• The rain spat down as I walked along the dull empty streets. My umbrella was at home and the coat I wore had no hood. In moments I would be soaked, I had other things on my mind though. Two of my friends had just committed suicide and I hadn’t seen my other friend in months, the three of us remaining had assumed he was dead and left it there. I waited for months, but one October that glimmer of hope disappeared. I was always a bit pessimistic when it came to missing people, after all, I had known several murder victims who were assumed to be still alive when they went, but something gave me a little hope. Sadly, I live in the real world where hoping and wishing doesn’t make the dead rise or the missing return. It would be like wishing for my two recently deceased friends to jump up and skip down the stairs of our apartment block to have ice cream. I can’t see the point of suicide, especially in their case. Inez and Gabriel had been relatively happy people. Inez was a chef and her brother, Gabriel, was a lawyer. They both had good apartments next to mine and as far as I knew, were in happy relationships with men. Gabriel was the only one of them who had any reason at all to kill himself, his parents had disowned him for being openly gay. Thinking about it wouldn’t help though, so I stopped trying to figure out what was wrong with their lives and continued to walk. The streets were buzzing but I was so alone it felt as though not a single person was in the country. Sometimes life was so hard all I wanted to do was curl up in a ball and die. No, bad idea. I didn’t want to end up like Inez or Gabe. As I trudged through the downpour, my phone beeped. I had a text. The number was unfamiliar but I read it anyway. It said; ‘hi K. R u ok? How r Nez & Gabe? Don’t freak out when u read this but it’s me, Mick.’ I did freak out though, I screamed right in the middle of the sidewalk. Several people turned and stared at me. I pretended that the phone had given me an electric shock and rubbed my hand. Reading the number carefully, I ducked into a phone booth and dialled the number.
    ‘Please, please, please be Mick’ I mouthed.
    ‘Hello?’ It was Mick.
    ‘Mick, it’s Kate, where the hell are you?’ I squealed.
    ‘Kate? I was in England with my brother.’ Mick said it as though he hadn’t been missing for months.
    ‘Why didn’t you call me?’ I asked.
    ‘Oh... well... I left America to start a new life and that meant cutting you guys out. I’m sorry.’ Mick still sounded normal.
    ‘Didn’t you see my texts?’ I felt like crying.

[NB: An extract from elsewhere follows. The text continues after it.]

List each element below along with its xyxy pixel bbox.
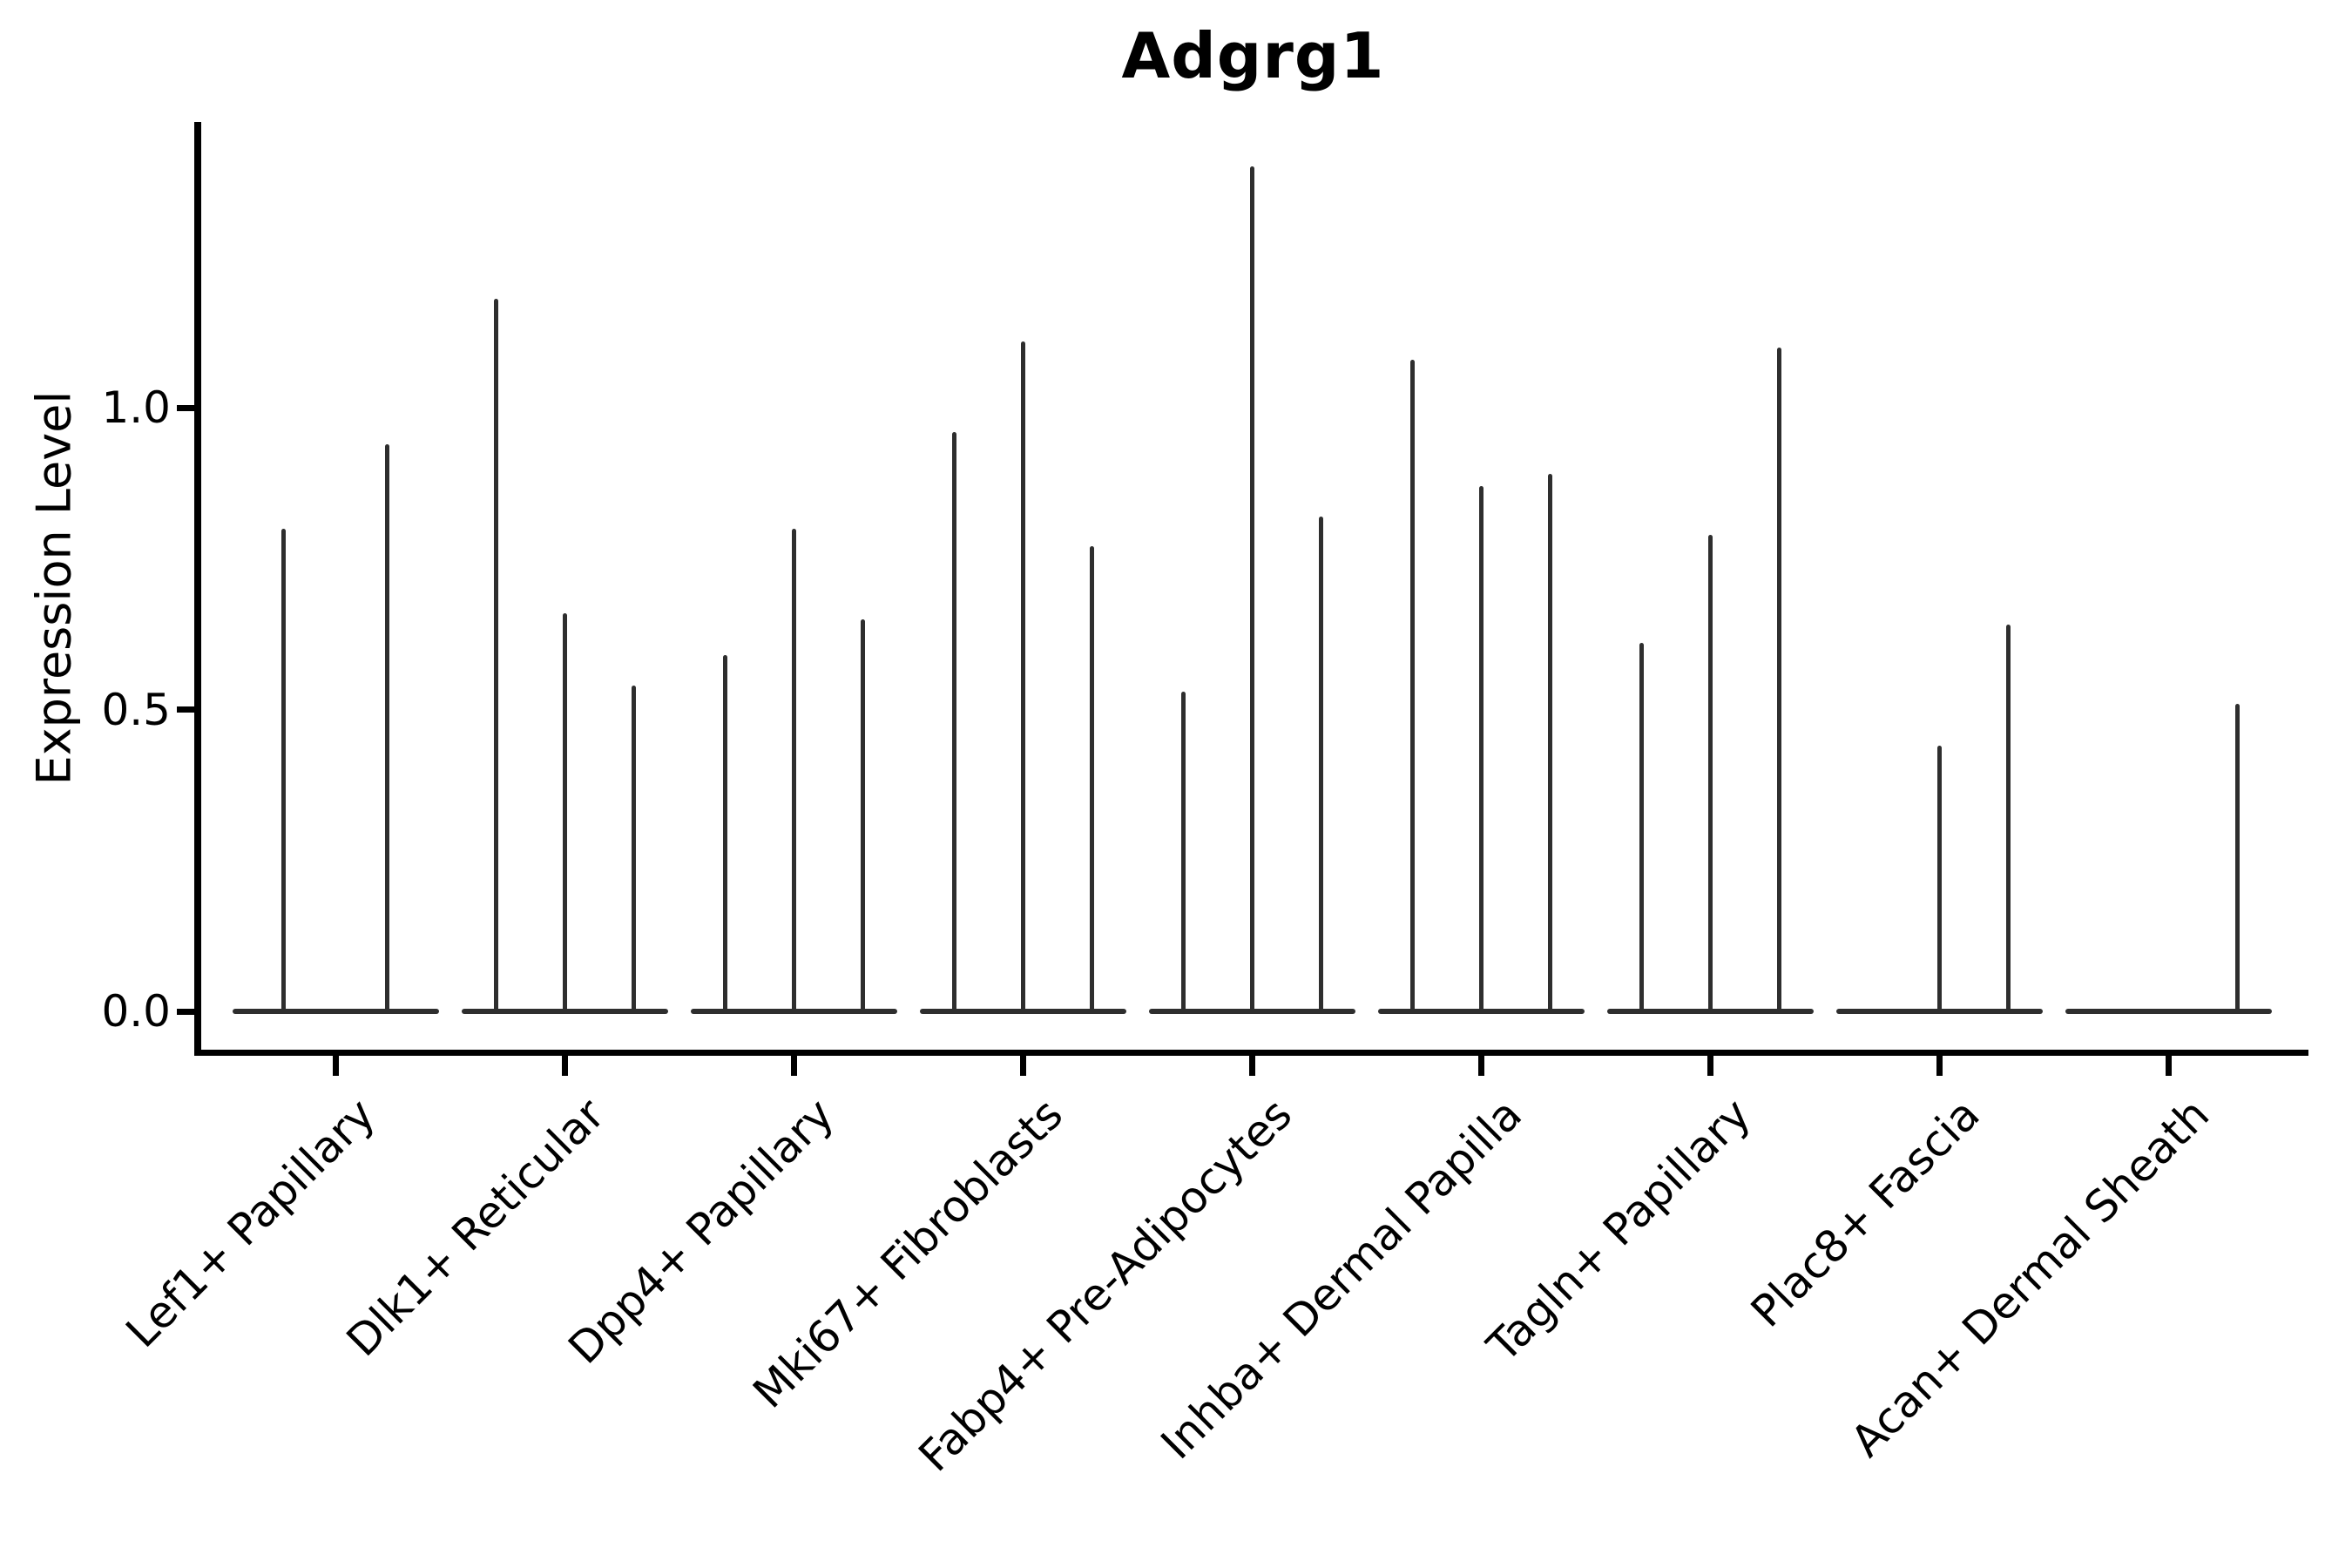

    ‘Not until today, my phone broke when I got out of the plane; I only got it back today.’ Mick’s voice was more apologetic now.
    ‘You asked me about Inez and Gabe.’ I pointed out.
    ‘Yeah, how are they?’ Mick asked. I let a few tears slide down my cheeks.
    ‘Dead.’ I whispered.
    ‘What? What happened?’ Mick was sniffing.
    ‘They... slit their wrists.’ I breathed.
    ‘Oh.’ Mick squeaked
    ‘HEY GET OUT THE WAY!’ A very un-English voice shouted from somewhere around Mick.
    ‘Mick... where exactly are you now?’ I asked, slightly worried.
    ‘Oh, right, look across the street.’ Mick sounded oddly sad. I turned my head so I could see the other side of the street. Mick was standing on the kerb waving. I slammed the phone down and marched out. Mick looked at me with puppy eyes. I glared at him.
    ‘Since when is this England?’ I yelled, giving him a push.
    “I was worried that if I came back... things might... change.” Mick’s voice wavered as he spoke.